Roma, 11 feb. (askanews) – “Siamo pronti ad investire 6 miliardi di euro entro il 2030 nel comparto agricolo per completare la digitalizzazione di circa 11 milioni di ettari ancora non coperti e garantire alle imprese strumenti concreti per aumentare competitività, sostenibilità e trasparenza”. Lo ha detto Ettore Prandini, presidente nazionale di Coldiretti nel suo intervento all’evento Beyond Climate in corso a Roma, sottolineando la necessità di rifinanziare in modo strutturale il piano Transizione 4.0.

“Ad oggi sono stati investiti circa 2,3 miliardi di euro e digitalizzato 1 milione di ettari, ma la vera sfida si gioca ora – spiega – Senza risorse aggiuntive rispetto al PNRR rischiamo di fermare un processo strategico per il futuro dell’agricoltura italiana. Per questo stiamo lavorando con il MEF e con il ministro Giorgetti affinché Transizione 4.0 sia adeguatamente finanziata”.
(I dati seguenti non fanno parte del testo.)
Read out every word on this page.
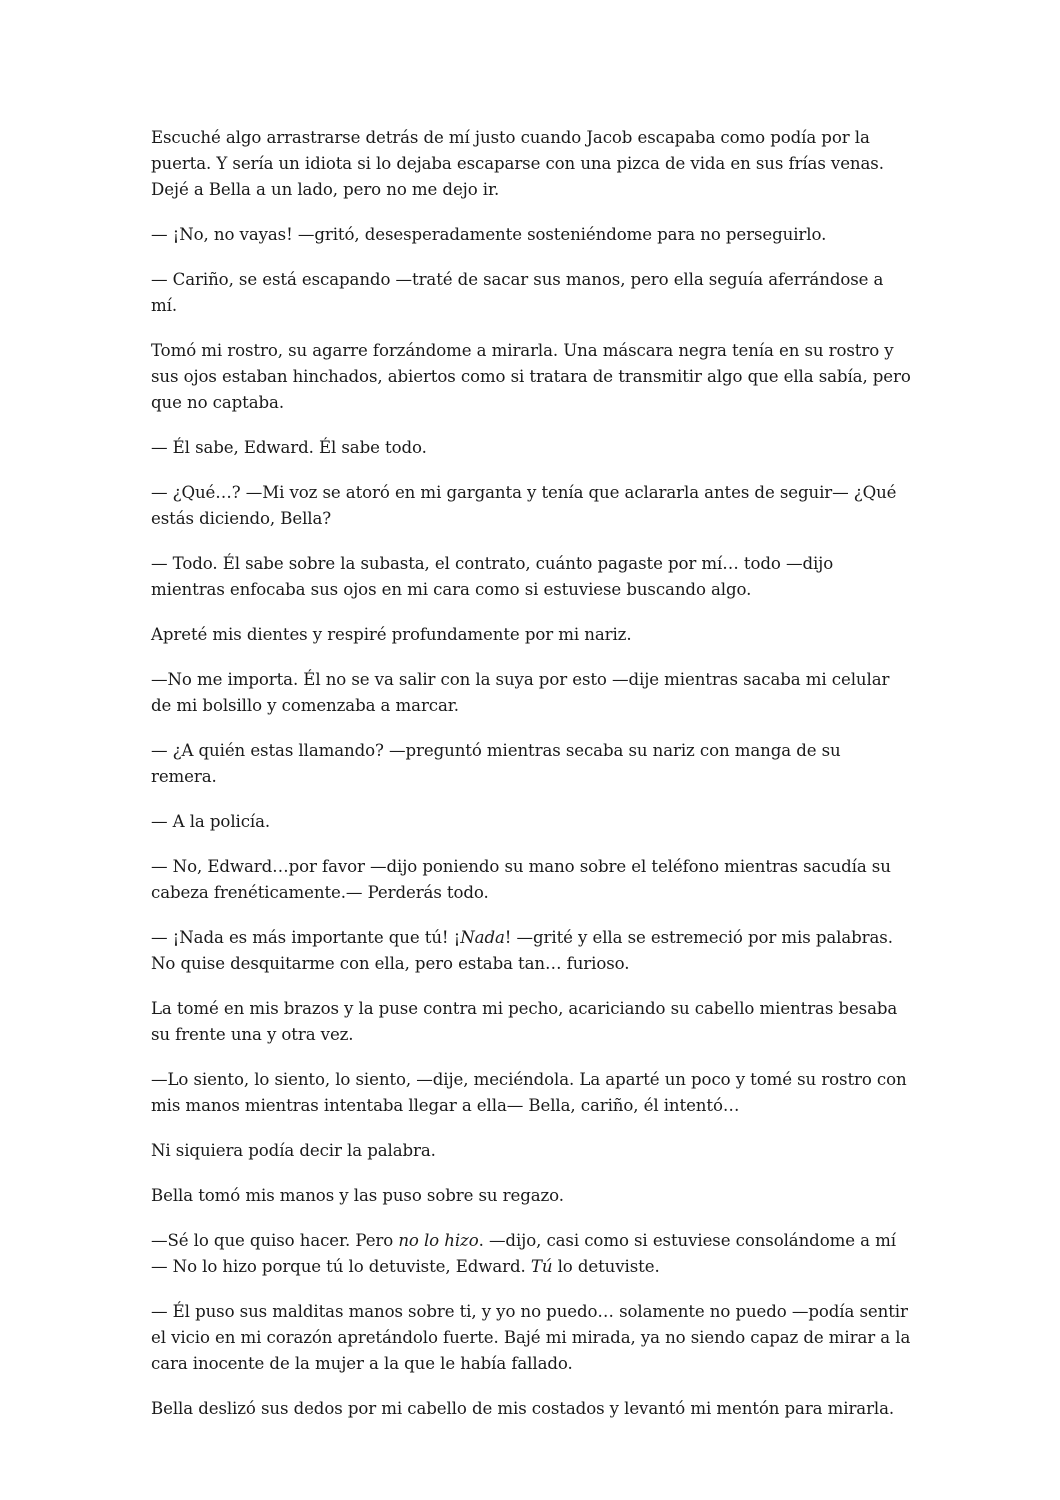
Escuché algo arrastrarse detrás de mí justo cuando Jacob escapaba como podía por la puerta. Y sería un idiota si lo dejaba escaparse con una pizca de vida en sus frías venas. Dejé a Bella a un lado, pero no me dejo ir.

— ¡No, no vayas! —gritó, desesperadamente sosteniéndome para no perseguirlo.

— Cariño, se está escapando —traté de sacar sus manos, pero ella seguía aferrándose a mí.

Tomó mi rostro, su agarre forzándome a mirarla. Una máscara negra tenía en su rostro y sus ojos estaban hinchados, abiertos como si tratara de transmitir algo que ella sabía, pero que no captaba.

— Él sabe, Edward. Él sabe todo.

— ¿Qué…? —Mi voz se atoró en mi garganta y tenía que aclararla antes de seguir— ¿Qué estás diciendo, Bella?

— Todo. Él sabe sobre la subasta, el contrato, cuánto pagaste por mí… todo —dijo mientras enfocaba sus ojos en mi cara como si estuviese buscando algo.

Apreté mis dientes y respiré profundamente por mi nariz.

—No me importa. Él no se va salir con la suya por esto —dije mientras sacaba mi celular de mi bolsillo y comenzaba a marcar.

— ¿A quién estas llamando? —preguntó mientras secaba su nariz con manga de su remera.

— A la policía.

— No, Edward…por favor —dijo poniendo su mano sobre el teléfono mientras sacudía su cabeza frenéticamente.— Perderás todo.

— ¡Nada es más importante que tú! ¡Nada! —grité y ella se estremeció por mis palabras. No quise desquitarme con ella, pero estaba tan… furioso.

La tomé en mis brazos y la puse contra mi pecho, acariciando su cabello mientras besaba su frente una y otra vez.

—Lo siento, lo siento, lo siento, —dije, meciéndola. La aparté un poco y tomé su rostro con mis manos mientras intentaba llegar a ella— Bella, cariño, él intentó…

Ni siquiera podía decir la palabra.

Bella tomó mis manos y las puso sobre su regazo.

—Sé lo que quiso hacer. Pero no lo hizo. —dijo, casi como si estuviese consolándome a mí— No lo hizo porque tú lo detuviste, Edward. Tú lo detuviste.

— Él puso sus malditas manos sobre ti, y yo no puedo… solamente no puedo —podía sentir el vicio en mi corazón apretándolo fuerte. Bajé mi mirada, ya no siendo capaz de mirar a la cara inocente de la mujer a la que le había fallado.

Bella deslizó sus dedos por mi cabello de mis costados y levantó mi mentón para mirarla.
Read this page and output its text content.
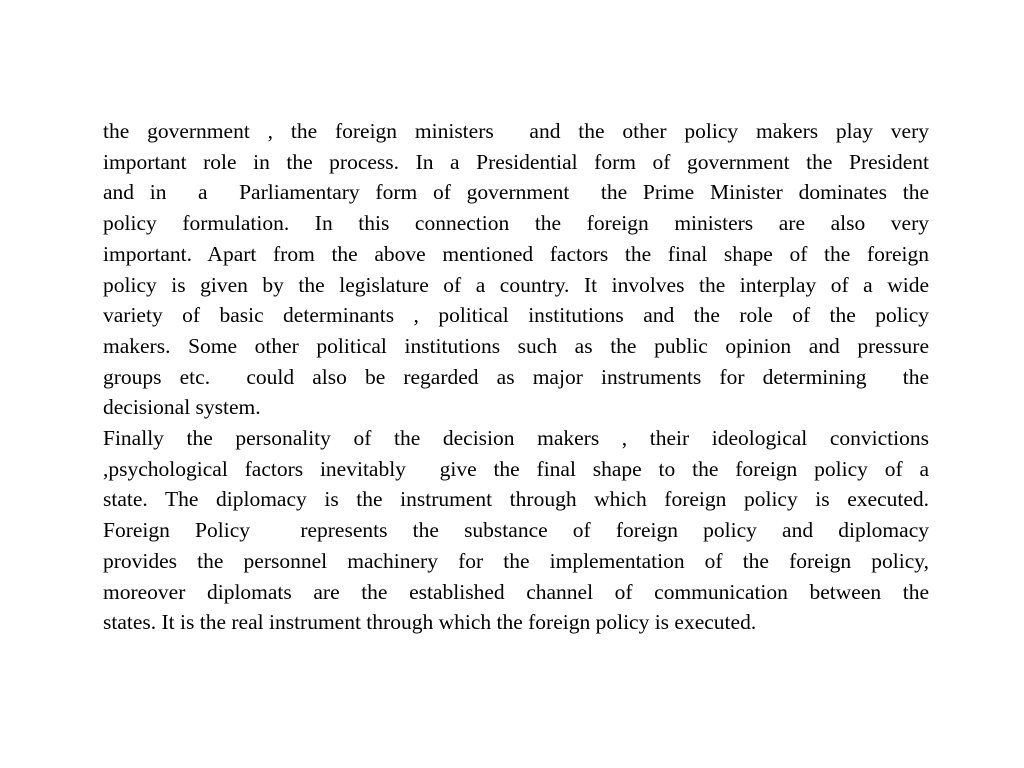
the government , the foreign ministers  and the other policy makers play very
important role in the process. In a Presidential form of government the President
and in  a  Parliamentary form of government  the Prime Minister dominates the
policy formulation. In this connection the foreign ministers are also very
important. Apart from the above mentioned factors the final shape of the foreign
policy is given by the legislature of a country. It involves the interplay of a wide
variety of basic determinants , political institutions and the role of the policy
makers. Some other political institutions such as the public opinion and pressure
groups etc.  could also be regarded as major instruments for determining  the
decisional system.
Finally the personality of the decision makers , their ideological convictions
,psychological factors inevitably  give the final shape to the foreign policy of a
state. The diplomacy is the instrument through which foreign policy is executed.
Foreign Policy  represents the substance of foreign policy and diplomacy
provides the personnel machinery for the implementation of the foreign policy,
moreover diplomats are the established channel of communication between the
states. It is the real instrument through which the foreign policy is executed.
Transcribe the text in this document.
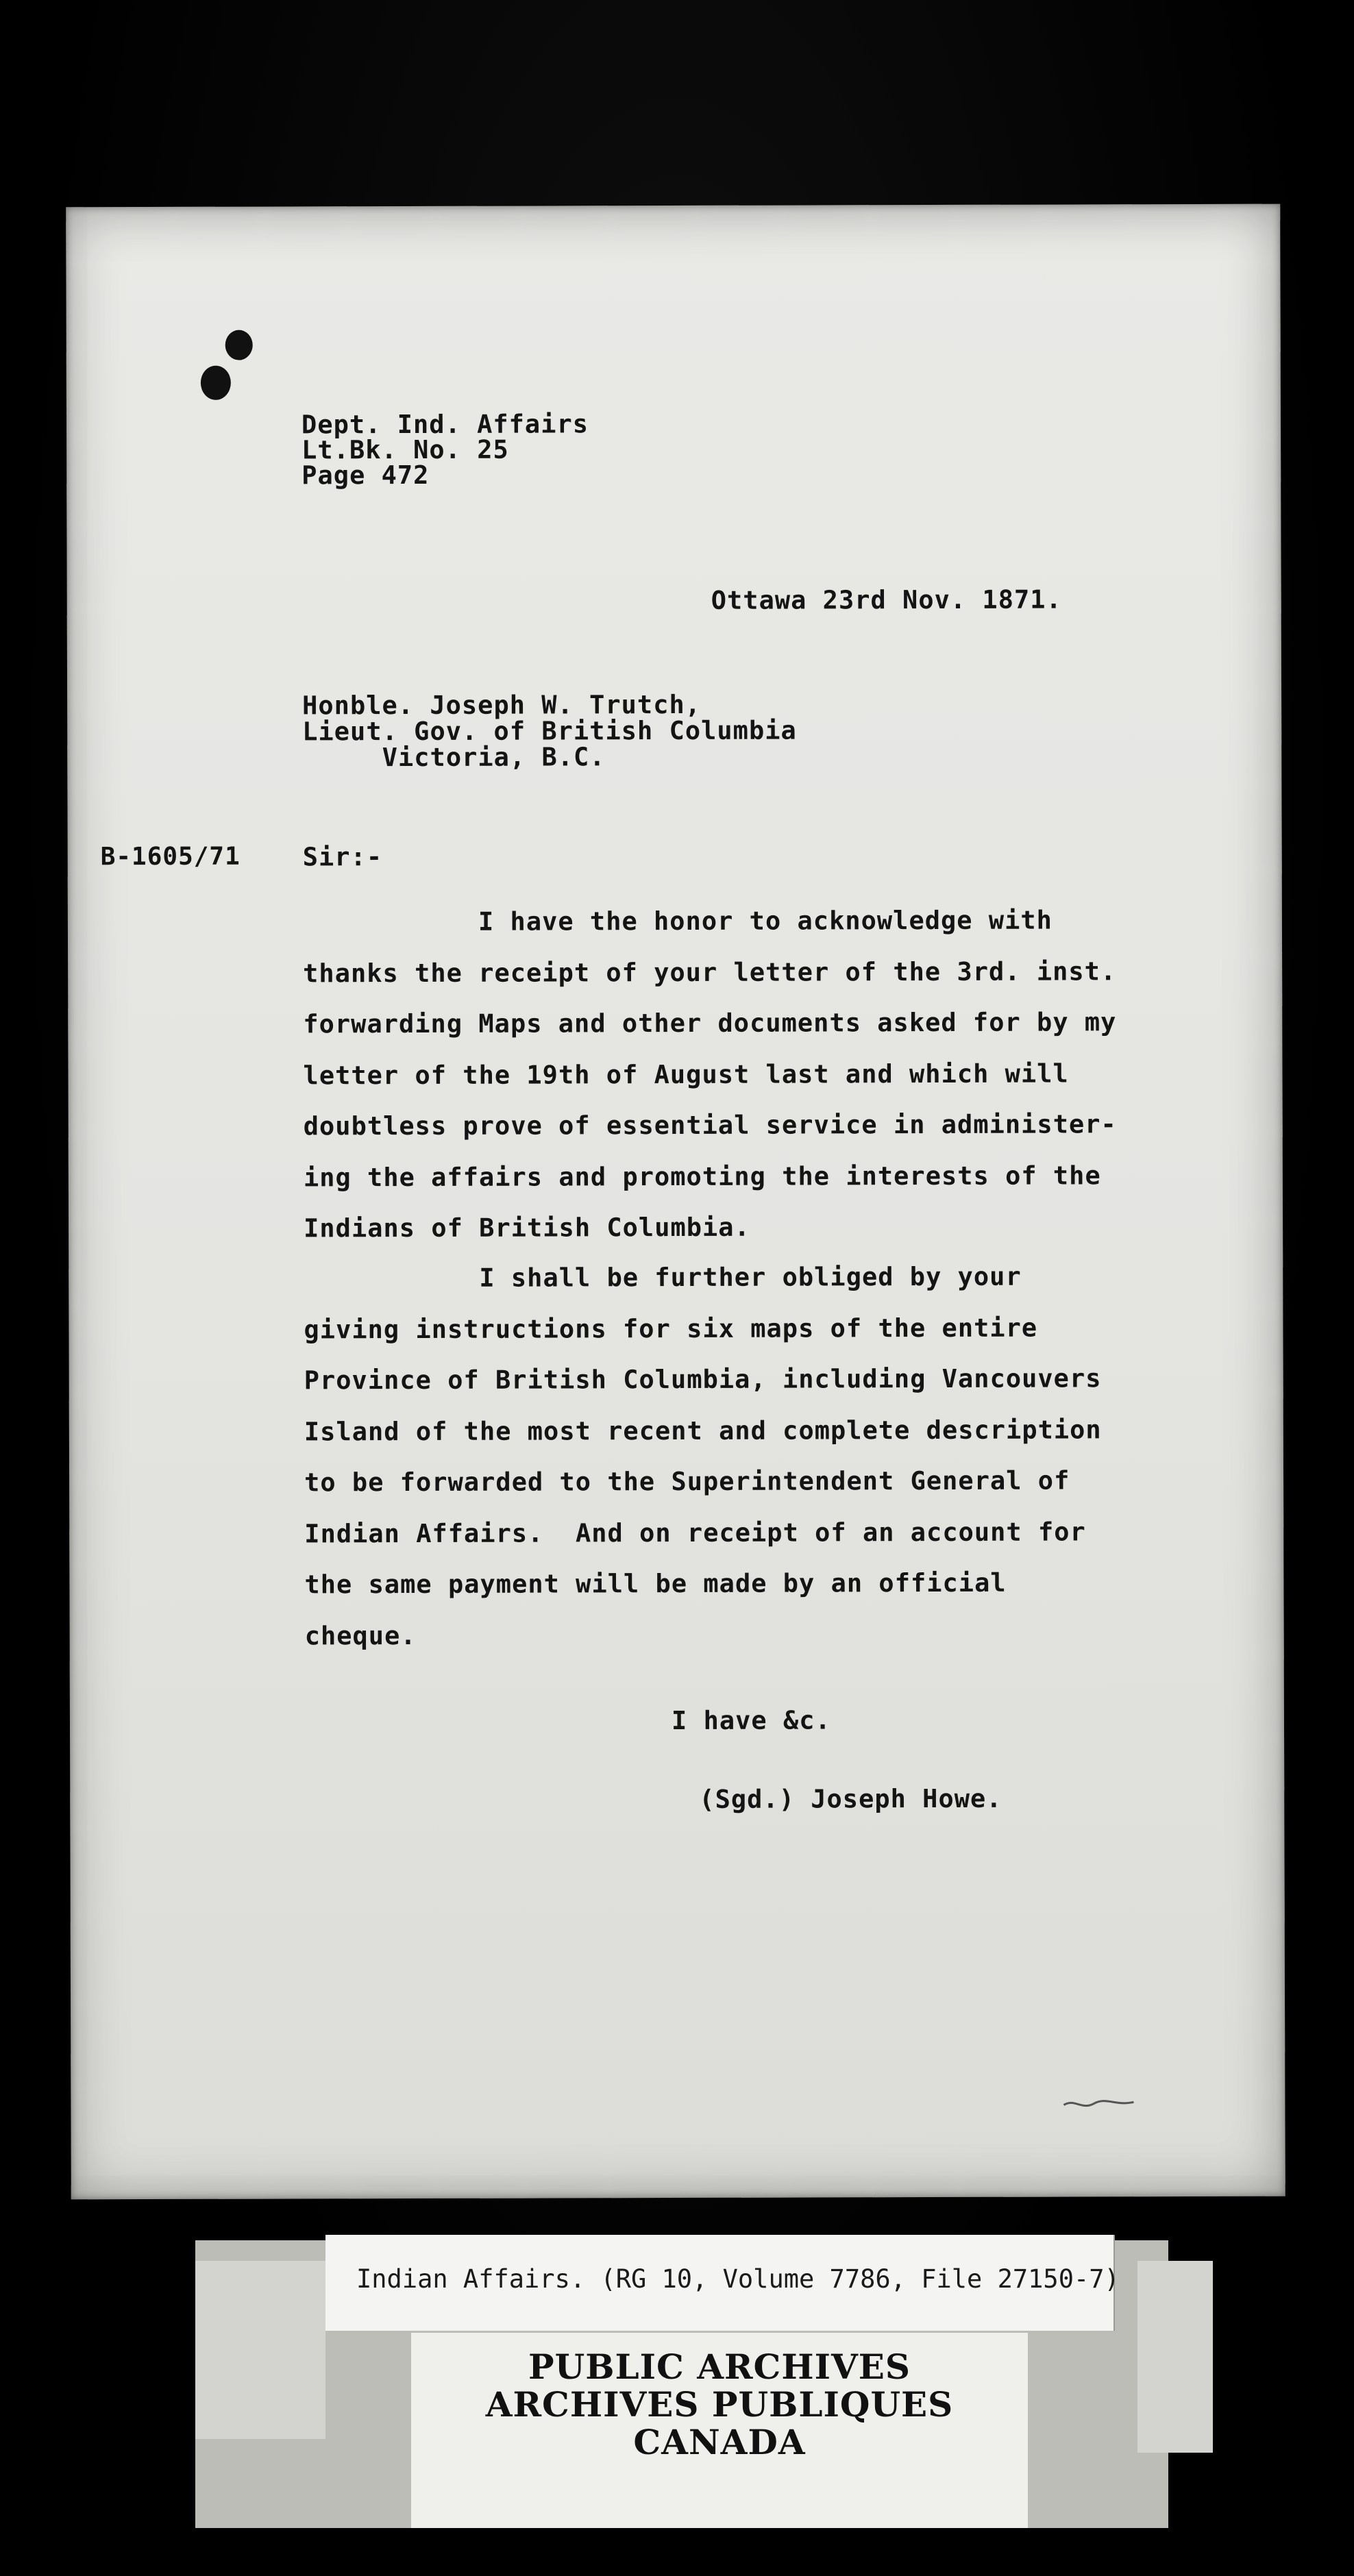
Dept. Ind. Affairs
Lt.Bk. No. 25
Page 472

Ottawa 23rd Nov. 1871.

Honble. Joseph W. Trutch,
Lieut. Gov. of British Columbia
Victoria, B.C.

B-1605/71 Sir:-

I have the honor to acknowledge with
thanks the receipt of your letter of the 3rd. inst.
forwarding Maps and other documents asked for by my
letter of the 19th of August last and which will
doubtless prove of essential service in administer-
ing the affairs and promoting the interests of the
Indians of British Columbia.

I shall be further obliged by your
giving instructions for six maps of the entire
Province of British Columbia, including Vancouvers
Island of the most recent and complete description
to be forwarded to the Superintendent General of
Indian Affairs.  And on receipt of an account for
the same payment will be made by an official
cheque.

I have &c.

(Sgd.) Joseph Howe.

Indian Affairs. (RG 10, Volume 7786, File 27150-7)

PUBLIC ARCHIVES

ARCHIVES PUBLIQUES

CANADA
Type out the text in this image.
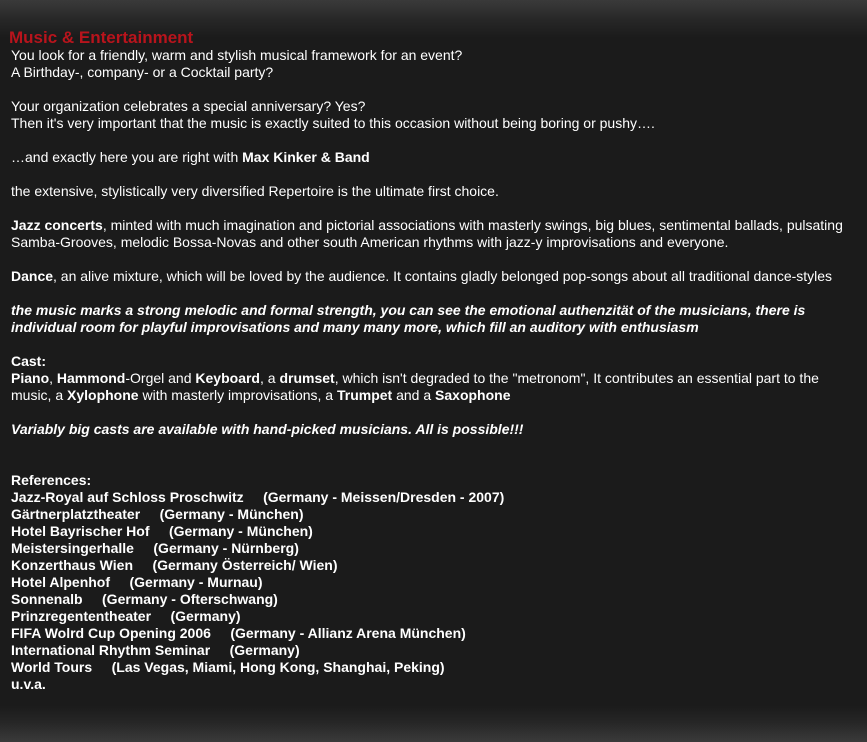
Music & Entertainment

You look for a friendly, warm and stylish musical framework for an event?

A Birthday-, company- or a Cocktail party?

Your organization celebrates a special anniversary? Yes?

Then it's very important that the music is exactly suited to this occasion without being boring or pushy….

…and exactly here you are right with Max Kinker & Band

the extensive, stylistically very diversified Repertoire is the ultimate first choice.

Jazz concerts, minted with much imagination and pictorial associations with masterly swings, big blues, sentimental ballads, pulsating Samba-Grooves, melodic Bossa-Novas and other south American rhythms with jazz-y improvisations and everyone.

Dance, an alive mixture, which will be loved by the audience. It contains gladly belonged pop-songs about all traditional dance-styles

the music marks a strong melodic and formal strength, you can see the emotional authenzität of the musicians, there is individual room for playful improvisations and many many more, which fill an auditory with enthusiasm

Cast:

Piano, Hammond-Orgel and Keyboard, a drumset, which isn't degraded to the "metronom", It contributes an essential part to the music, a Xylophone with masterly improvisations, a Trumpet and a Saxophone

Variably big casts are available with hand-picked musicians. All is possible!!!

References:

Jazz-Royal auf Schloss Proschwitz (Germany - Meissen/Dresden - 2007)

Gärtnerplatztheater (Germany - München)

Hotel Bayrischer Hof (Germany - München)

Meistersingerhalle (Germany - Nürnberg)

Konzerthaus Wien (Germany Österreich/ Wien)

Hotel Alpenhof (Germany - Murnau)

Sonnenalb (Germany - Ofterschwang)

Prinzregententheater (Germany)

FIFA Wolrd Cup Opening 2006 (Germany - Allianz Arena München)

International Rhythm Seminar (Germany)

World Tours (Las Vegas, Miami, Hong Kong, Shanghai, Peking)

u.v.a.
La digitalizzazione consente infatti il monitoraggio satellitare dei terreni, l’utilizzo di tecniche di agricoltura di precisione, la riduzione dell’impiego di fitofarmaci e del consumo di acqua, con interventi mirati solo dove necessario. Un percorso che rafforza la tracciabilità lungo tutta la filiera e permette di offrire ai cittadini un’etichettatura sempre più trasparente. “Grazie alla digitalizzazione siamo riusciti a ridurre del 30% il consumo di acqua nel nostro Paese nelle fasi irrigue – evidenzia Prandini – È un dato consolidato, reso possibile da investimenti mirati, dall’utilizzo di sistemi evoluti e dall’integrazione dei dati satellitari. Questo dimostra come innovazione e sostenibilità possano procedere insieme, generando benefici concreti per le imprese e per l’ambiente”.